Hartman Group: Top 10 key words in food, beverage industry
Here's a Top 10 list of key words that should be part of every food and beverage industry professional’s vocabulary.
In the never-ending quest to connect with consumers on a meaningful level, today’s marketers like to think they can target specific needs by appealing to hot-button desires in health and wellness, changing eating behaviors or influencers to purchase.
That’s why The Hartman Group, Bellevue, Wash., released a Top 10 list of key words that should be part of every food and beverage industry professional’s vocabulary.

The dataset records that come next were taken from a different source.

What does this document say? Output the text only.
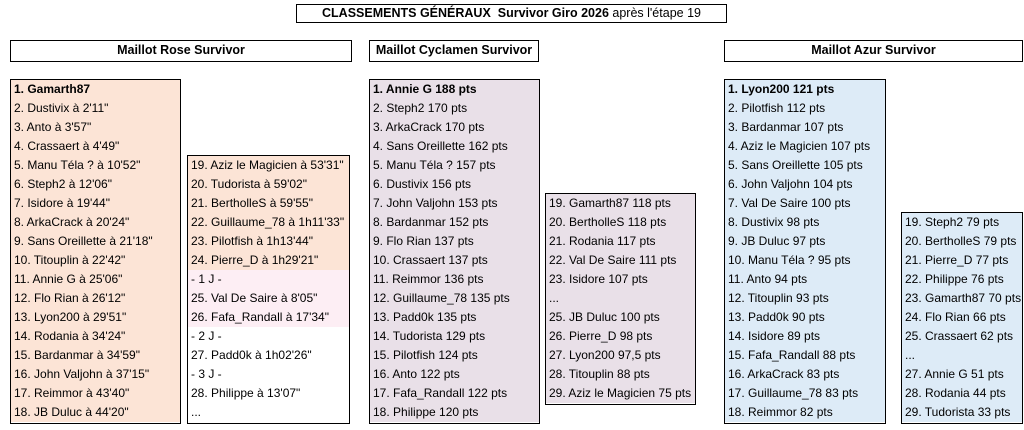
CLASSEMENTS GÉNÉRAUX Survivor Giro 2026 après l'étape 19
Maillot Rose Survivor	Maillot Cyclamen Survivor	Maillot Azur Survivor
1. Gamarth87
2. Dustivix à 2'11"
3. Anto à 3'57"
4. Crassaert à 4'49"
5. Manu Téla ? à 10'52"
6. Steph2 à 12'06"
7. Isidore à 19'44"
8. ArkaCrack à 20'24"
9. Sans Oreillette à 21'18"
10. Titouplin à 22'42"
11. Annie G à 25'06"
12. Flo Rian à 26'12"
13. Lyon200 à 29'51"
14. Rodania à 34'24"
15. Bardanmar à 34'59"
16. John Valjohn à 37'15"
17. Reimmor à 43'40"
18. JB Duluc à 44'20"
19. Aziz le Magicien à 53'31"
20. Tudorista à 59'02"
21. BertholleS à 59'55"
22. Guillaume_78 à 1h11'33"
23. Pilotfish à 1h13'44"
24. Pierre_D à 1h29'21"
- 1 J -
25. Val De Saire à 8'05"
26. Fafa_Randall à 17'34"
- 2 J -
27. Padd0k à 1h02'26"
- 3 J -
28. Philippe à 13'07"
...
1. Annie G 188 pts
2. Steph2 170 pts
3. ArkaCrack 170 pts
4. Sans Oreillette 162 pts
5. Manu Téla ? 157 pts
6. Dustivix 156 pts
7. John Valjohn 153 pts
8. Bardanmar 152 pts
9. Flo Rian 137 pts
10. Crassaert 137 pts
11. Reimmor 136 pts
12. Guillaume_78 135 pts
13. Padd0k 135 pts
14. Tudorista 129 pts
15. Pilotfish 124 pts
16. Anto 122 pts
17. Fafa_Randall 122 pts
18. Philippe 120 pts
19. Gamarth87 118 pts
20. BertholleS 118 pts
21. Rodania 117 pts
22. Val De Saire 111 pts
23. Isidore 107 pts
...
25. JB Duluc 100 pts
26. Pierre_D 98 pts
27. Lyon200 97,5 pts
28. Titouplin 88 pts
29. Aziz le Magicien 75 pts
1. Lyon200 121 pts
2. Pilotfish 112 pts
3. Bardanmar 107 pts
4. Aziz le Magicien 107 pts
5. Sans Oreillette 105 pts
6. John Valjohn 104 pts
7. Val De Saire 100 pts
8. Dustivix 98 pts
9. JB Duluc 97 pts
10. Manu Téla ? 95 pts
11. Anto 94 pts
12. Titouplin 93 pts
13. Padd0k 90 pts
14. Isidore 89 pts
15. Fafa_Randall 88 pts
16. ArkaCrack 83 pts
17. Guillaume_78 83 pts
18. Reimmor 82 pts
19. Steph2 79 pts
20. BertholleS 79 pts
21. Pierre_D 77 pts
22. Philippe 76 pts
23. Gamarth87 70 pts
24. Flo Rian 66 pts
25. Crassaert 62 pts
...
27. Annie G 51 pts
28. Rodania 44 pts
29. Tudorista 33 pts
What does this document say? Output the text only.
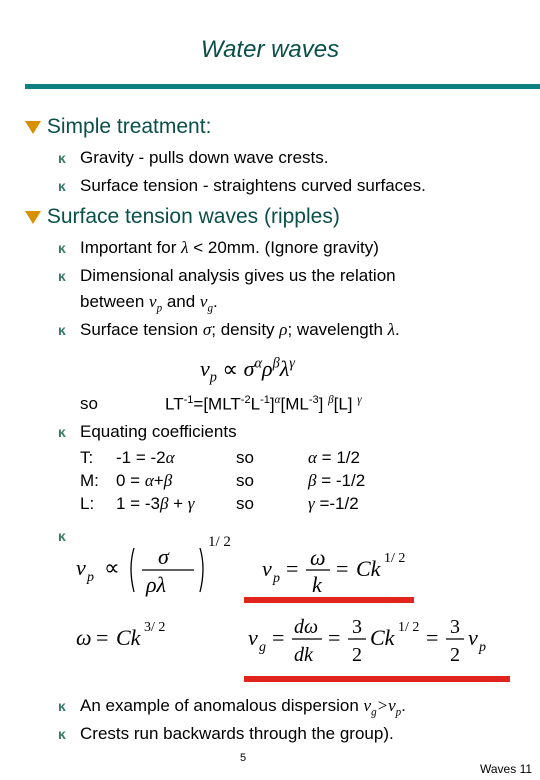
Water waves
Simple treatment:
ĸ Gravity - pulls down wave crests.
ĸ Surface tension - straightens curved surfaces.
Surface tension waves (ripples)
ĸ Important for λ < 20mm. (Ignore gravity)
ĸ Dimensional analysis gives us the relation
between $v_p$ and $v_g$.
ĸ Surface tension σ; density ρ; wavelength λ.
$v_p \propto \sigma^\alpha\rho^\beta\lambda^\gamma$
so	$LT^{-1}=[MLT^{-2}L^{-1}]^\alpha[ML^{-3}]$ $^\beta$[L] $^\gamma$
ĸ Equating coefficients
T: -1 = -2α	so	α = 1/2
M: 0 = α+β	so	β = -1/2
L: 1 = -3β + γ so	γ =-1/2
ĸ
v p ∝ σ
ρλ
1/ 2
v p = ω
k
= Ck 1/ 2
ω = Ck 3/ 2	v g = dω
dk
= 3
2
Ck 1/ 2 = 3
2
v p
ĸ An example of anomalous dispersion $v_g>v_p$.
ĸ Crests run backwards through the group).
5
Waves 11
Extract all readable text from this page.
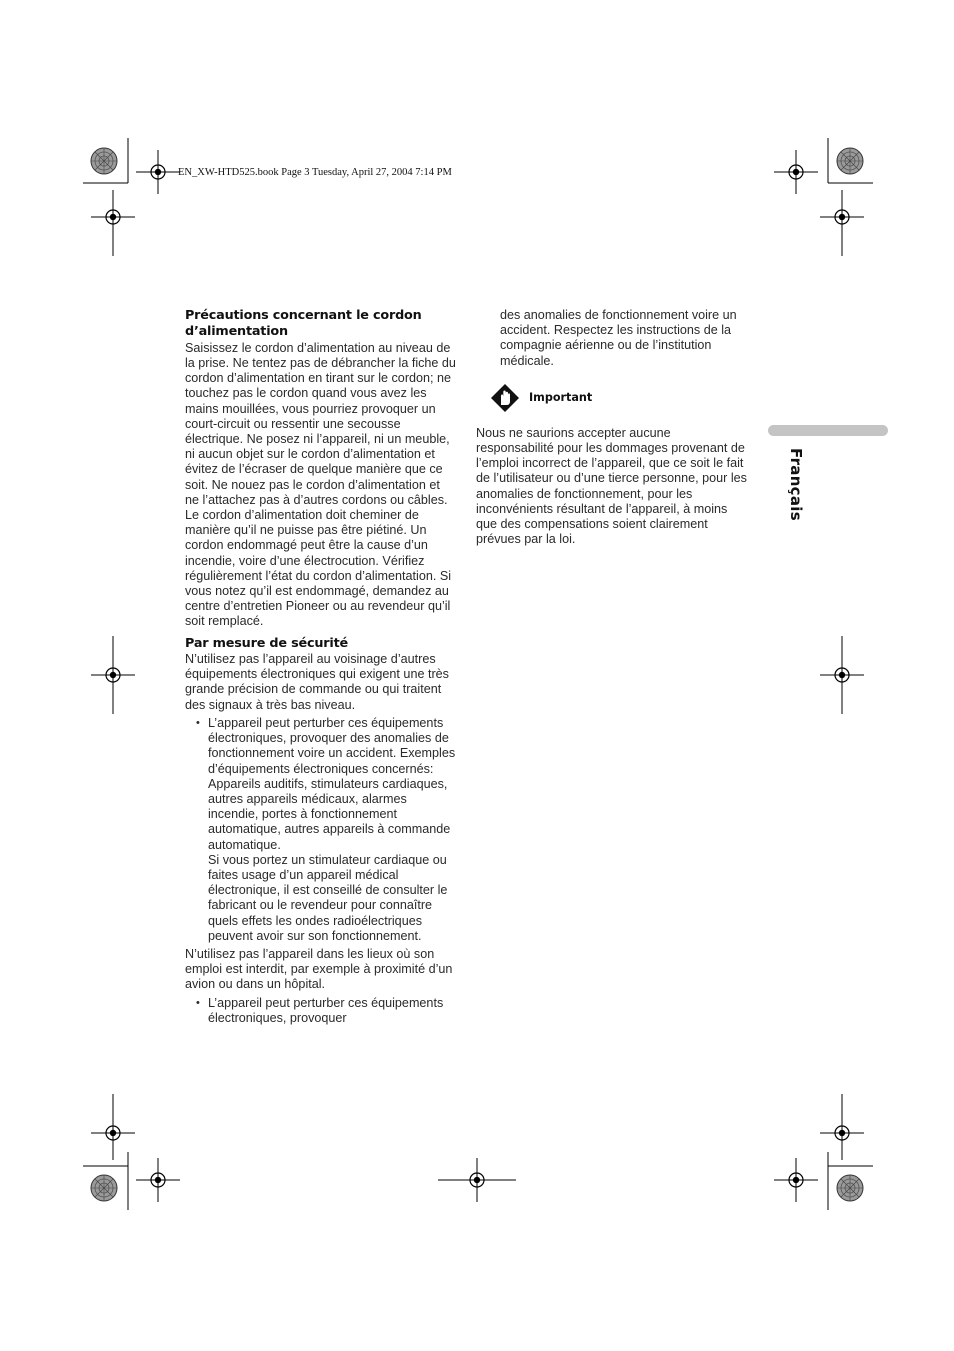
EN_XW-HTD525.book Page 3 Tuesday, April 27, 2004 7:14 PM
Français
Précautions concernant le cordon d’alimentation

Saisissez le cordon d’alimentation au niveau de la prise. Ne tentez pas de débrancher la fiche du cordon d’alimentation en tirant sur le cordon; ne touchez pas le cordon quand vous avez les mains mouillées, vous pourriez provoquer un court-circuit ou ressentir une secousse électrique. Ne posez ni l’appareil, ni un meuble, ni aucun objet sur le cordon d’alimentation et évitez de l’écraser de quelque manière que ce soit. Ne nouez pas le cordon d’alimentation et ne l’attachez pas à d’autres cordons ou câbles. Le cordon d’alimentation doit cheminer de manière qu’il ne puisse pas être piétiné. Un cordon endommagé peut être la cause d’un incendie, voire d’une électrocution. Vérifiez régulièrement l’état du cordon d’alimentation. Si vous notez qu’il est endommagé, demandez au centre d’entretien Pioneer ou au revendeur qu’il soit remplacé.

Par mesure de sécurité

N’utilisez pas l’appareil au voisinage d’autres équipements électroniques qui exigent une très grande précision de commande ou qui traitent des signaux à très bas niveau.

• L’appareil peut perturber ces équipements électroniques, provoquer des anomalies de fonctionnement voire un accident. Exemples d’équipements électroniques concernés:
Appareils auditifs, stimulateurs cardiaques, autres appareils médicaux, alarmes incendie, portes à fonctionnement automatique, autres appareils à commande automatique.
Si vous portez un stimulateur cardiaque ou faites usage d’un appareil médical électronique, il est conseillé de consulter le fabricant ou le revendeur pour connaître quels effets les ondes radioélectriques peuvent avoir sur son fonctionnement.

N’utilisez pas l’appareil dans les lieux où son emploi est interdit, par exemple à proximité d’un avion ou dans un hôpital.

• L’appareil peut perturber ces équipements électroniques, provoquer

des anomalies de fonctionnement voire un accident. Respectez les instructions de la compagnie aérienne ou de l’institution médicale.

Important

Nous ne saurions accepter aucune responsabilité pour les dommages provenant de l’emploi incorrect de l’appareil, que ce soit le fait de l’utilisateur ou d’une tierce personne, pour les anomalies de fonctionnement, pour les inconvénients résultant de l’appareil, à moins que des compensations soient clairement prévues par la loi.
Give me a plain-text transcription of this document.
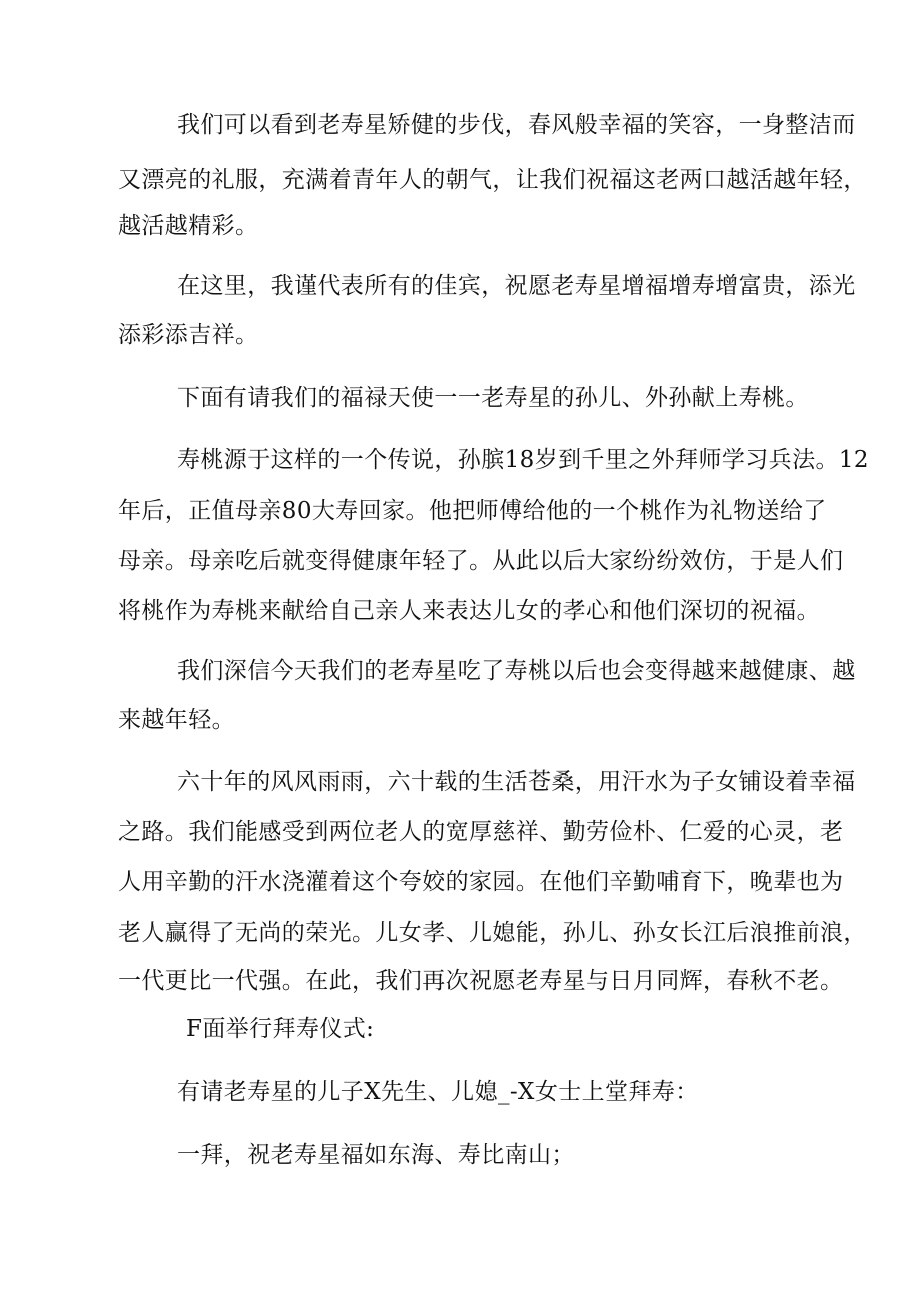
我们可以看到老寿星矫健的步伐，春风般幸福的笑容，一身整洁而
又漂亮的礼服，充满着青年人的朝气，让我们祝福这老两口越活越年轻，
越活越精彩。
在这里，我谨代表所有的佳宾，祝愿老寿星增福增寿增富贵，添光
添彩添吉祥。
下面有请我们的福禄天使一一老寿星的孙儿、外孙献上寿桃。
寿桃源于这样的一个传说，孙膑18岁到千里之外拜师学习兵法。12
年后，正值母亲80大寿回家。他把师傅给他的一个桃作为礼物送给了
母亲。母亲吃后就变得健康年轻了。从此以后大家纷纷效仿，于是人们
将桃作为寿桃来献给自己亲人来表达儿女的孝心和他们深切的祝福。
我们深信今天我们的老寿星吃了寿桃以后也会变得越来越健康、越
来越年轻。
六十年的风风雨雨，六十载的生活苍桑，用汗水为子女铺设着幸福
之路。我们能感受到两位老人的宽厚慈祥、勤劳俭朴、仁爱的心灵，老
人用辛勤的汗水浇灌着这个夸姣的家园。在他们辛勤哺育下，晚辈也为
老人赢得了无尚的荣光。儿女孝、儿媳能，孙儿、孙女长江后浪推前浪，
一代更比一代强。在此，我们再次祝愿老寿星与日月同辉，春秋不老。
F面举行拜寿仪式:
有请老寿星的儿子X先生、儿媳_-X女士上堂拜寿：
一拜，祝老寿星福如东海、寿比南山；
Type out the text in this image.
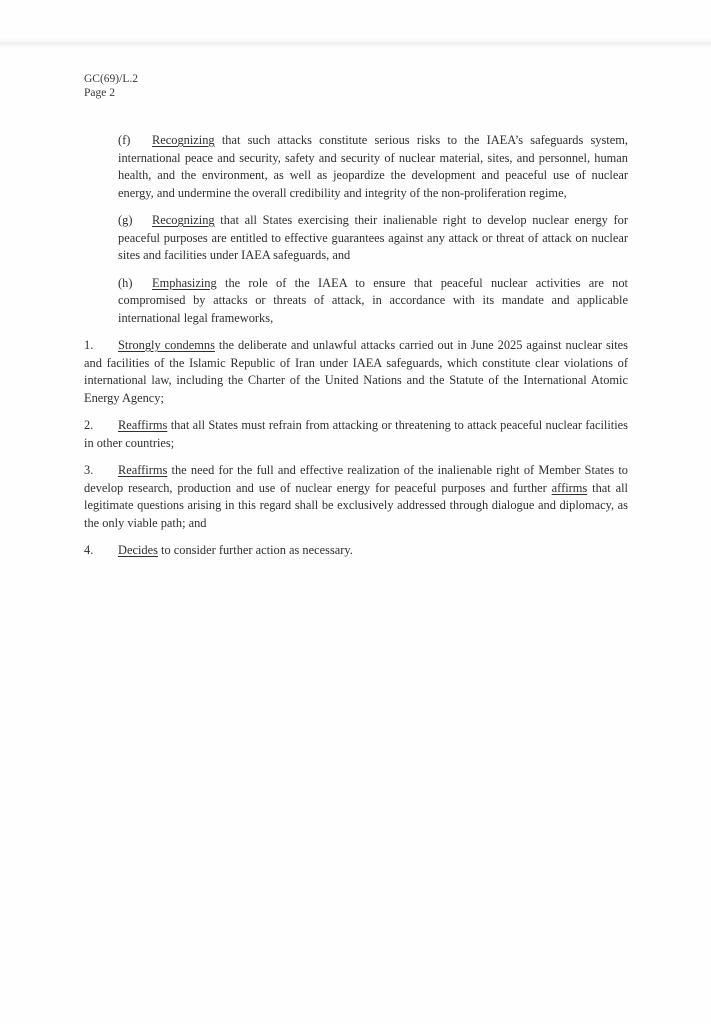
GC(69)/L.2
Page 2

(f) Recognizing that such attacks constitute serious risks to the IAEA’s safeguards system, international peace and security, safety and security of nuclear material, sites, and personnel, human health, and the environment, as well as jeopardize the development and peaceful use of nuclear energy, and undermine the overall credibility and integrity of the non-proliferation regime,

(g) Recognizing that all States exercising their inalienable right to develop nuclear energy for peaceful purposes are entitled to effective guarantees against any attack or threat of attack on nuclear sites and facilities under IAEA safeguards, and

(h) Emphasizing the role of the IAEA to ensure that peaceful nuclear activities are not compromised by attacks or threats of attack, in accordance with its mandate and applicable international legal frameworks,

1. Strongly condemns the deliberate and unlawful attacks carried out in June 2025 against nuclear sites and facilities of the Islamic Republic of Iran under IAEA safeguards, which constitute clear violations of international law, including the Charter of the United Nations and the Statute of the International Atomic Energy Agency;

2. Reaffirms that all States must refrain from attacking or threatening to attack peaceful nuclear facilities in other countries;

3. Reaffirms the need for the full and effective realization of the inalienable right of Member States to develop research, production and use of nuclear energy for peaceful purposes and further affirms that all legitimate questions arising in this regard shall be exclusively addressed through dialogue and diplomacy, as the only viable path; and

4. Decides to consider further action as necessary.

How we eat in America today is a reflection of the continued erosion of ritual. In fact, more and more Americans are eating alone; they’re prioritizing non-ritualized snacking over meals; and as household sizes are getting smaller, mealtime ritual is becoming harder to sustain.
Balance today encompasses not only eating, resting, energy and activity, but also social life, “me time,” and mental and emotional wellness.
Culture encompasses the assumptions, meanings, ideals, goals, habits and ways of interpreting the world that a particular community shares. Culture is also a force that determines behavior, constrains choice, shapes desire and defines need.
A cultural shift from a focus on heart health to the gut has begun. Good digestion is the root of all wellness and the key to feeling good. Consumers are turning internally to their own bodily cues, starting with their digestion, to judge the healthfulness of foods.
In a departure from the past, energy is part of the very definition of contemporary health and wellness. Consumers perceive energy management as a daily cycle involving rest, activity, diet and downtime.
In food circles today, few terms lack any clear definition of what it really means as does “foodie.” Individuals who describe themselves as foodies are really only at a mid-point in terms of where they really intersect with "foodie-ism.” Foodies are devoted to extreme eating and taste tripping, are obsessed with obscurity and are more likely to cook from scratch ingredients.
Say hello to the new kids on the block. With over 74 million kids, Gen Z makes up almost one-quarter of the U.S. population. Don’t take their youth for granted, though. They are at an impressionable and inquisitive age in which they are busy forming perceptions of the companies, brands, products and marketing messages they encounter on a daily basis. Gen Z is well positioned to be the most diverse generation yet, and is the first generation to truly grow up alongside the digital age.
Eating is a cultural practice, and eating occasions are more than the logistical components of discrete eating and drinking moments. To look at eating occasions is to capture a snapshot of culture today — who we are, how we work and live and what we value — certainly with respect to food, but also as a society in general.
Gone are the days of the idealized three balanced meals a day. Snacking is no longer about a specific product category, but rather about a set of behaviors. In other words, anything and everything can be a snack.
Consumers increasingly want to know what is in the food they are eating, how it was made, where it came from and how the animals and people that were part of its creation were treated. Consumers also want and expect companies to be more transparent about their ingredients and production processes.